Millions of Iraqis voted in provincial elections on Saturday in a crucial test for a nation struggling to emerge from years of sectarian strife and to strengthen its fledgling democracy.
Security for the country’s first ballot since 2005 was extremely tight with Iraqi police and military deployed in force as part of ramped-up measures aimed at preventing militant attacks and turnout was forecast to be high.
Only a few incidents of violence marred what was otherwise a peaceful vote which wrapped up at 1500 GMT, an hour later than planned.
About 15 million people were eligible to vote to elect councils in 14 of Iraq’s 18 provinces.
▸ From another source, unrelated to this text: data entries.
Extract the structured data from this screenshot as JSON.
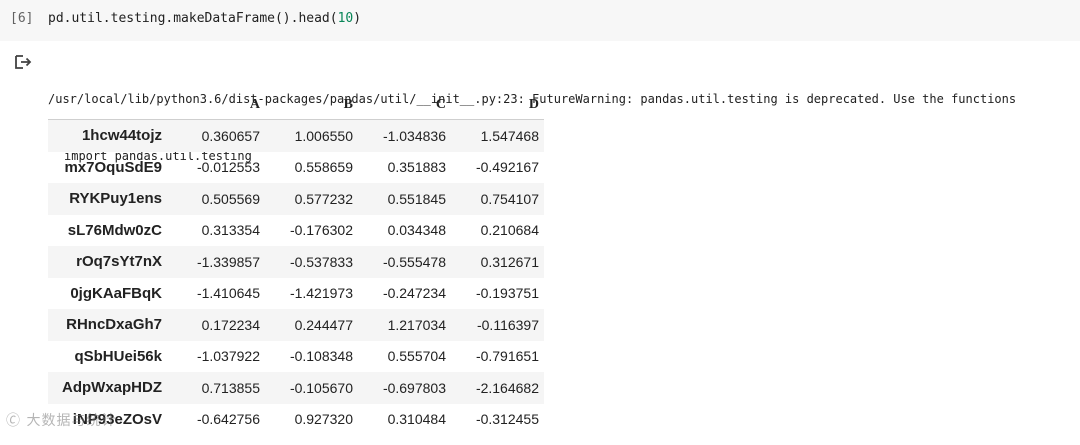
{
  "cell": {
    "prompt": "[6]",
    "code_prefix": "pd.util.testing.makeDataFrame().head(",
    "code_arg": "10",
    "code_suffix": ")"
  },
  "output": {
    "icon": "output-arrow-icon",
    "stderr_line1": "/usr/local/lib/python3.6/dist-packages/pandas/util/__init__.py:23: FutureWarning: pandas.util.testing is deprecated. Use the functions",
    "stderr_line2": "import pandas.util.testing"
  },
  "dataframe": {
    "columns": [
      "A",
      "B",
      "C",
      "D"
    ],
    "rows": [
      {
        "index": "1hcw44tojz",
        "values": [
          "0.360657",
          "1.006550",
          "-1.034836",
          "1.547468"
        ]
      },
      {
        "index": "mx7OquSdE9",
        "values": [
          "-0.012553",
          "0.558659",
          "0.351883",
          "-0.492167"
        ]
      },
      {
        "index": "RYKPuy1ens",
        "values": [
          "0.505569",
          "0.577232",
          "0.551845",
          "0.754107"
        ]
      },
      {
        "index": "sL76Mdw0zC",
        "values": [
          "0.313354",
          "-0.176302",
          "0.034348",
          "0.210684"
        ]
      },
      {
        "index": "rOq7sYt7nX",
        "values": [
          "-1.339857",
          "-0.537833",
          "-0.555478",
          "0.312671"
        ]
      },
      {
        "index": "0jgKAaFBqK",
        "values": [
          "-1.410645",
          "-1.421973",
          "-0.247234",
          "-0.193751"
        ]
      },
      {
        "index": "RHncDxaGh7",
        "values": [
          "0.172234",
          "0.244477",
          "1.217034",
          "-0.116397"
        ]
      },
      {
        "index": "qSbHUei56k",
        "values": [
          "-1.037922",
          "-0.108348",
          "0.555704",
          "-0.791651"
        ]
      },
      {
        "index": "AdpWxapHDZ",
        "values": [
          "0.713855",
          "-0.105670",
          "-0.697803",
          "-2.164682"
        ]
      },
      {
        "index": "iNP93eZOsV",
        "values": [
          "-0.642756",
          "0.927320",
          "0.310484",
          "-0.312455"
        ]
      }
    ]
  },
  "watermark": "大数据与统计"
}
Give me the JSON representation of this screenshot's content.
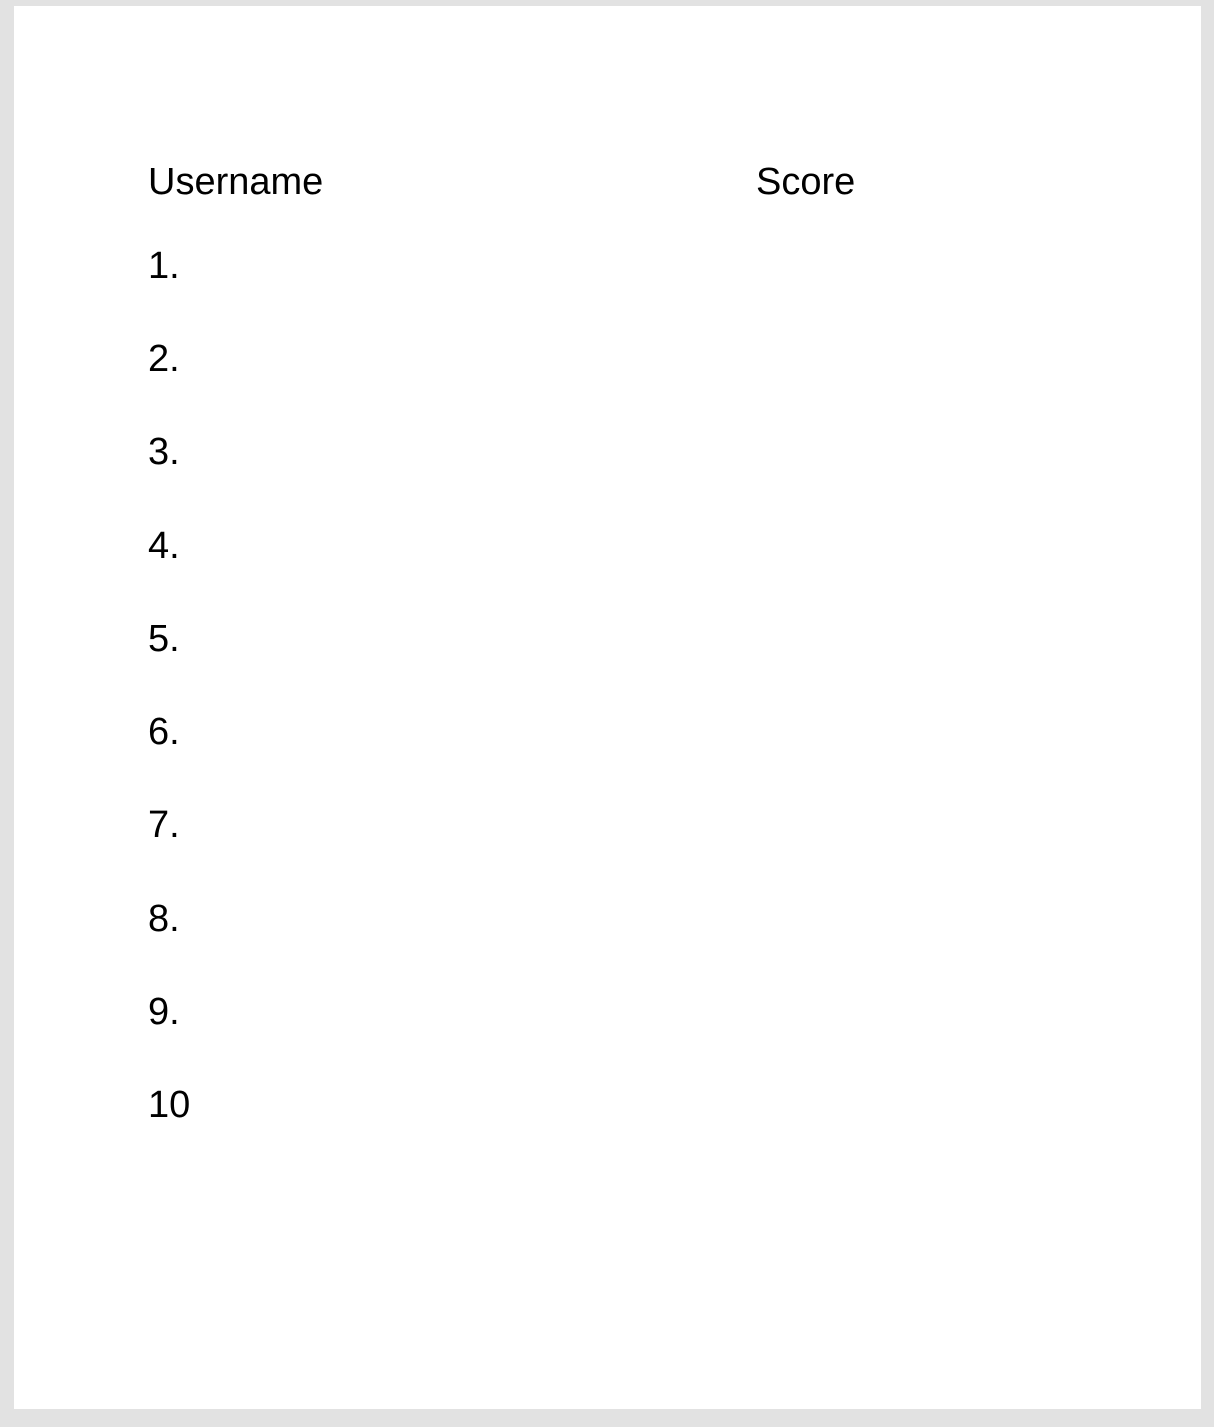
{
  "leaderboard": {
    "headers": {
      "username": "Username",
      "score": "Score"
    },
    "rows": [
      {
        "rank": "1.",
        "username": "",
        "score": ""
      },
      {
        "rank": "2.",
        "username": "",
        "score": ""
      },
      {
        "rank": "3.",
        "username": "",
        "score": ""
      },
      {
        "rank": "4.",
        "username": "",
        "score": ""
      },
      {
        "rank": "5.",
        "username": "",
        "score": ""
      },
      {
        "rank": "6.",
        "username": "",
        "score": ""
      },
      {
        "rank": "7.",
        "username": "",
        "score": ""
      },
      {
        "rank": "8.",
        "username": "",
        "score": ""
      },
      {
        "rank": "9.",
        "username": "",
        "score": ""
      },
      {
        "rank": "10",
        "username": "",
        "score": ""
      }
    ]
  },
  "colors": {
    "background": "#e2e2e2",
    "panel": "#ffffff",
    "text": "#000000"
  }
}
Results are expected to start rolling in on Tuesday.
Turnout is being closely watched, particularly among minority Sunni Arabs who massively boycotted the last parliamentary elections in 2005.
“This is a victory for all the Iraqis,” Shiite Prime Minister Nuri al-Maliki said after casting his ballot in the highly-fortified Green Zone in Baghdad.
He said an expected high turnout will be an indicator of “the Iraqi people’s trust in their government and in the elections” and “proof that the Iraqi people are now living in real security.”
Security has much improved in recent months, but insurgents still mount attacks on civilians and security forces, especially in the mainly Sunni Arab areas of Diyala province and the northern city of Mosul.
“The people are afraid to come to vote because of the terrorists, but I came to vote to show to the people that they don’t have to be afraid,” said Mushtar Jabar, a 32-year-old taxi driver in Baquba, the capital of Diyala.
Sargun Hanna, 53, a Christian in Hamdaniyah, a town near Mosul, said she had not inteded to vote but changed her mind.
“I did not intend to go to give my vote, but I came today to send a message to the terrorists who attacked Christians — we want to tell them that we are citizens of Iraq.”
Saturday’s election is seen as a key test of Iraq’s steadily improving security and political system as US President Barack Obama looks to redeploy American troops to Afghanistan, with a target withdrawal date of end-2011.
“Obviously the president will watch the results, and believes that the provincial elections this weekend mark another significant milestone in Iraq’s democratic development,” White House spokesman Robert Gibbs said on Friday.
Authorities sealed Iraq’s borders, shut down airports and imposed transport bans and night-time curfews as part of a massive security lockdown for the election.
But six policemen and a civilian were injured in a bombing in the mainly Shiite Turkmen town of Tuz Khurmatu north of Baghdad, while in Khanaqin in Diyala hundreds of Kurds stormed an election office demanding to vote.
And in the Sunni Arab town of Tikrit, the hometown of executed dictator Saddam Hussein, four flash bombs exploded near several polling centres, but police said there were no casualties.
About 800 international observers oversaw the ballot.
More than 14,400 candidates are standing for 440 seats in councils, which appoint the provincial governor and oversee finance and reconstruction, with a combined budget of 2.5 billion dollars.
Sunni Arabs were expected to turn out in large numbers in a reversal of the 2005 parliamentary elections they boycotted, then still angry about the US-led invasion that ousted Saddam.
The UN special envoy to Iraq, Staffan de Mistura, visited the former Sunni rebel bastion of Anbar and the Shiite holy city of Najaf to see first hand how voting was going.
The vote is also seen as a quasi-referendum on Maliki, who has emerged in recent months as a stronger leader promoting a secular agenda in response to sectarian strife that tore Iraq apart after the US-led invasion.
Voting is not however taking place in the three autonomous Kurdish provinces — Arbil, Dohuk and Sulaimaniyah — and elections have been postponed in oil-rich Kirkuk, which the Kurds want to incorporate despite fierce opposition from the central government.